Novartis is eliminating its pipeline the old-fashioned way. The Swiss pharmaceutical company has chosen to dump or license out 10% of its research and development projects in order to concentrate on five primary therapeutic areas and provide resources for the most promising products in those fields.

Novartis has recently redirected its research and development efforts into five therapeutic areas: cardiovascular, hematological, solid tumors, immunology, and neurology, as well as a select group of technological platforms. Disclosures concerning discontinued joint ventures have been made recently, suggesting a shakeup is in the works at Novartis. The company has now finally revealed its streamlined pipeline.

In a media call, CEO Vas Narasimhan said, “We reduced our pipeline size by about 10%. And that’s primarily as we prune assets that are outside of those five core therapeutic areas, or in the sixth area we call TAX which incubate certain therapeutic areas we’re interested in. So we’ve taken the principal decision that if it doesn’t fit within that framework, we are either going to stop the programs or divest them.”

In a follow-up call with investors, Narasimhan elaborated on the decision, saying that comparing Novartis’ R&D against those of other Big Pharmas had contributed to the pipeline “cleanup.” We invested less per project than our competitors since we were working on more overall, he stated. He also noted that with sufficient funding in the pre-clinical or early-clinical stage, the company could advance more rapidly and broadly into different avenues of therapy and additional indications.
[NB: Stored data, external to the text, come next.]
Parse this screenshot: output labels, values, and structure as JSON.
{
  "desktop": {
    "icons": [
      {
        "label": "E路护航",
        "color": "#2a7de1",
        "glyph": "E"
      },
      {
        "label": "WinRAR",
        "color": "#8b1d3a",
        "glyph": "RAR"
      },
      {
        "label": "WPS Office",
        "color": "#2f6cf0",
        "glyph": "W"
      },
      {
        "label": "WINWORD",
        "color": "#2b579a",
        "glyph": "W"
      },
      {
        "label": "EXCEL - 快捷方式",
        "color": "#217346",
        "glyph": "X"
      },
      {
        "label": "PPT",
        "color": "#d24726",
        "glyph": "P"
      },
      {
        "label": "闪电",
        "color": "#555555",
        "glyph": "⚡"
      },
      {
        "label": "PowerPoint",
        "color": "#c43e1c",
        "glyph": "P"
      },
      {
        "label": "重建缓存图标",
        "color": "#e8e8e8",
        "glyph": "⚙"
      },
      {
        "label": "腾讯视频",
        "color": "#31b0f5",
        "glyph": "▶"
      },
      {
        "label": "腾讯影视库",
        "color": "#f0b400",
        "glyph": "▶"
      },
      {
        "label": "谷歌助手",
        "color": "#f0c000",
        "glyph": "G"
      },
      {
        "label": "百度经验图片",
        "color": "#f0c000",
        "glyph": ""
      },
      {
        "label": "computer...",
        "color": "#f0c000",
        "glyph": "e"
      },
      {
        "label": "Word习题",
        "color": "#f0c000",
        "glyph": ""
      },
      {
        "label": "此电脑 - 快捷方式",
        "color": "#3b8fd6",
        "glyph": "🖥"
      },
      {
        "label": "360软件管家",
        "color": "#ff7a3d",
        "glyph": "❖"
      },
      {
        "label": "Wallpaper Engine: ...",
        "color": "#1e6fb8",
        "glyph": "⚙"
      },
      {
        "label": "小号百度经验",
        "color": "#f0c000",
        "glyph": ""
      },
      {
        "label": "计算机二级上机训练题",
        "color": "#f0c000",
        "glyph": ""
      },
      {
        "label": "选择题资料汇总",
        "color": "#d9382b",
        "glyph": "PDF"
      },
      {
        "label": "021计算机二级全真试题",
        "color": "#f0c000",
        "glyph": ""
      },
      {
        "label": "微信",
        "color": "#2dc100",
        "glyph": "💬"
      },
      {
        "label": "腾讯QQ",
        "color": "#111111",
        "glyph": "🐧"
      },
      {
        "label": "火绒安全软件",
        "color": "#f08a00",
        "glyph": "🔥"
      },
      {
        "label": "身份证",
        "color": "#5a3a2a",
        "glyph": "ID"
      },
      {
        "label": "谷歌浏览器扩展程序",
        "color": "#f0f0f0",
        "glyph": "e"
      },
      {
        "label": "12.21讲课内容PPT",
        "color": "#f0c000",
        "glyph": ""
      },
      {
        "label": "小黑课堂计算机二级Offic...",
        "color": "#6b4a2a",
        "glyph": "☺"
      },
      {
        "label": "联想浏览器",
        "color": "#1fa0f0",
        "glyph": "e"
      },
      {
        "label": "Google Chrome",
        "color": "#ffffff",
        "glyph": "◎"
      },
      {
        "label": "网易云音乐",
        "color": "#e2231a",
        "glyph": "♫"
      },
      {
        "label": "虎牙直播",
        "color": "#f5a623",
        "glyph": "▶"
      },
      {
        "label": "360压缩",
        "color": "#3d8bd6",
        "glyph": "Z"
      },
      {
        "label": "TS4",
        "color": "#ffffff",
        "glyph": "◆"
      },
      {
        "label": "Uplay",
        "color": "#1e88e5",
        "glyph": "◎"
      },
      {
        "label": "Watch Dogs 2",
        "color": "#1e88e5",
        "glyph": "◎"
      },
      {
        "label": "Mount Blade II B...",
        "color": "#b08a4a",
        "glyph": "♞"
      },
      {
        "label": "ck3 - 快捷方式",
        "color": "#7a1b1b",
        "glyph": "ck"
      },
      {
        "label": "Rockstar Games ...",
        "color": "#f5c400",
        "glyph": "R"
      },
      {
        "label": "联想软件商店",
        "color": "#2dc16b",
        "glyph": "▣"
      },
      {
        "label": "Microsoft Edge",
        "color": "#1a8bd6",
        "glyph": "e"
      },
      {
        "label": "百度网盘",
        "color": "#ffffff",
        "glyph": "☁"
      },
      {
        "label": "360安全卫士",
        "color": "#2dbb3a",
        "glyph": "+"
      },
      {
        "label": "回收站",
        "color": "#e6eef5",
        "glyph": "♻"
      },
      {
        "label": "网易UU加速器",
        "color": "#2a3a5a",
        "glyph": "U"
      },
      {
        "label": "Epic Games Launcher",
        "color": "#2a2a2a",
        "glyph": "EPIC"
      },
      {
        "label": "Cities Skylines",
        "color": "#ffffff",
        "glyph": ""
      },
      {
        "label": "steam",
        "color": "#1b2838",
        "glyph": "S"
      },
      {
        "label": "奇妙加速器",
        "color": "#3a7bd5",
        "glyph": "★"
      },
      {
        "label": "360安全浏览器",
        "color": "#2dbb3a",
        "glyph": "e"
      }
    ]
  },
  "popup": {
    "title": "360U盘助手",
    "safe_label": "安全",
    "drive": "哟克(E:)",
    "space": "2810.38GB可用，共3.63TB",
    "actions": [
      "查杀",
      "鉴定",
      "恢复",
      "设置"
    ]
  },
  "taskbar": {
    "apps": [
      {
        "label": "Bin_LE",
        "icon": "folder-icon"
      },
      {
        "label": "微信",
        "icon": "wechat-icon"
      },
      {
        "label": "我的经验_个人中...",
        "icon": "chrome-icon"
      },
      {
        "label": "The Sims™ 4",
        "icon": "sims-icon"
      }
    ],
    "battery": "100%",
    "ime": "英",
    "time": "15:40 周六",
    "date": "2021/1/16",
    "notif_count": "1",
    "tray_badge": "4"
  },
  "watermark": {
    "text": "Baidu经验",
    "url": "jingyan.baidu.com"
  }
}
The modifications have resulted in a decrease from 150 to 134 items in Novartis’ pipeline. Between the two updates, the number of active projects pertaining to solid tumors had the largest decline, decreasing from 42 to 32. This is despite the fact that this field of research remains a top priority. 

Narasimhan explained to investors why Novartis cut back so drastically on early-stage cancer assets by saying that the firm has eliminated prospects whose targets were no longer priority tumors.

Due to the company’s reorganization, thousands of Novartis employees have lost their jobs, and the generics division, Sandoz, is now being spun off. In February, it abandoned efforts to develop drugs for sickle cell illness and Huntington’s disease and relinquished its license rights for a treatment for a specific form of fatty liver disease.

With a 16% rise in volume and a 4% decline in price, Novartis’ first-quarter revenues were up 3% year over year to almost $13 billion. Sales were also harshly affected by generic competition.

Entresto, the company’s drug for heart failure, saw its sales climb by nearly 30% to $1.4 billion, while Cosentyx, used to treat inflammatory diseases, saw a fall of 7% to $1.1 billion.

Novartis’ cancer medications also performed exceptionally well. Fourth-quarter sales of Kisqali, a medicine used to treat breast cancer, increased by 74% year-on-year to $415 million, while sales of Pluvicto, a drug used to treat prostate cancer, increased by 36% to $211 million. Novartis is increasing manufacturing of Pluvicto in response to high demand and limited availability.